Usual Pediatric Dose for Bacterial Endocarditis Prophylaxis

(Not approved by FDA)

AHA recommendations for children allergic to penicillins:
Immediate-release: 15 mg/kg orally as a single dose 30 to 60 minutes before procedure
Maximum dose: 500 mg/dose

Renal Dose Adjustments

CrCl less than 30 mL/min: Dose should be reduced by 50%.

Comments:
-Decreased dose or prolonged dosing intervals may be appropriate.

Concomitant atazanavir or ritonavir:
CrCl 30 to 60 mL/min: Clarithromycin dose should be reduced by 50%.
CrCl less than 30 mL/min: Clarithromycin dose should be reduced by 75%.

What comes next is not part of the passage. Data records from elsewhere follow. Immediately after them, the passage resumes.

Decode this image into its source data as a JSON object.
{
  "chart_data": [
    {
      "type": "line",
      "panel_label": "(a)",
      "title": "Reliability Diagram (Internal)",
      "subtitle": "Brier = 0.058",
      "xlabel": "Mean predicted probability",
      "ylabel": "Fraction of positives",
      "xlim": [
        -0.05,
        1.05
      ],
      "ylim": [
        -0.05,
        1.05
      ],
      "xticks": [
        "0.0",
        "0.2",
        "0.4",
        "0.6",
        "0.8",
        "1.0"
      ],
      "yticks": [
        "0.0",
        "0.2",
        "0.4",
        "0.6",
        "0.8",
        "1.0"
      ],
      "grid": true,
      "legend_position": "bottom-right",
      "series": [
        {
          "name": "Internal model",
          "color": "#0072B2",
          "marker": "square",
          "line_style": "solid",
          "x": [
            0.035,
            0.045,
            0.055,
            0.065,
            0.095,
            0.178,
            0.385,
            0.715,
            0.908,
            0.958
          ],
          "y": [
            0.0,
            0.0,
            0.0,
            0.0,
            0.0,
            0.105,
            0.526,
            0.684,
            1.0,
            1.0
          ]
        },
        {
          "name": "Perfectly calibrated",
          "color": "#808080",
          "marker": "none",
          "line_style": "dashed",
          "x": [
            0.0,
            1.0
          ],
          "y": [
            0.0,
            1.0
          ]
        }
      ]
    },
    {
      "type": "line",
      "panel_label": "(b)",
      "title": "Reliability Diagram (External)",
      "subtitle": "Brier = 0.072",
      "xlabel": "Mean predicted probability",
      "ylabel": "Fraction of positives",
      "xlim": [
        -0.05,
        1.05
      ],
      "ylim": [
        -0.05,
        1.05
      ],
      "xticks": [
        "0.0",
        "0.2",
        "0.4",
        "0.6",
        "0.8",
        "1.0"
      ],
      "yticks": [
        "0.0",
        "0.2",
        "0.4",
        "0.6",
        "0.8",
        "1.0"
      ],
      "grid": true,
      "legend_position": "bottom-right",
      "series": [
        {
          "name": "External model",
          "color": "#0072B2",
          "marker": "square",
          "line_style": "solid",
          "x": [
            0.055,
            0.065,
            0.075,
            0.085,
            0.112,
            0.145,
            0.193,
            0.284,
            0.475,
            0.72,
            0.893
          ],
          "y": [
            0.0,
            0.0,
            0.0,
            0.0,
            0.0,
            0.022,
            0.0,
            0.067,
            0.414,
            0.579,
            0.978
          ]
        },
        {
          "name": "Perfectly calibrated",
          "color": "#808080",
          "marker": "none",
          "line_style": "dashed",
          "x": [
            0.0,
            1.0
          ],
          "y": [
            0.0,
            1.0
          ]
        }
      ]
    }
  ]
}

Concomitant ranitidine bismuth citrate:
CrCl less than 25 mL/min: Not recommended.

Liver Dose Adjustments

No adjustment recommended.

Precautions

Consult WARNINGS section for dosing related precautions.

Dialysis

Data not available

Comments:
-As with other macrolides, clarithromycin serum levels are not expected to be appreciably affected by hemodialysis or peritoneal dialysis.

Other Comments

Administration advice:
-Immediate-release tablets and oral suspension can be taken without regard to food and can be taken with milk.
-Extended-release tablets should be taken with food.
-The oral solution should be shaken well before each use.

Storage requirements:
-250 mg immediate-release tablets: Should be stored at controlled room temperature 15C to 30C (59F to 86F) in a well-closed container; should protect from light
-500 mg immediate-release tablets: Should be stored at controlled room temperature 20C to 25C (68F to 77F) in a well-closed container
-Extended-release tablets: Should be stored at 20C to 25C (68F to 77F); excursions permitted to 15C to 30C (59F to 86F)
-Granules for oral suspension (before constitution): Should be stored at controlled room temperature 15C to 30C (59F to 86F) in a well-closed container
-Oral suspension (after constitution): Should be stored at 15C to 30C (59F to 86F), kept tightly closed, and discarded after 14 days; should not be refrigerated

Reconstitution/preparation techniques:
-The manufacturer's product information should be consulted.

General:
-Clarithromycin is for the treatment of mild to moderate infections due to susceptible isolates of the designated bacteria.
-Safety and efficacy of the extended-release formulation in treating other infections for which the immediate-release formulations are approved have not been established.

Patient advice:
-Avoid missing doses and complete the entire course of therapy.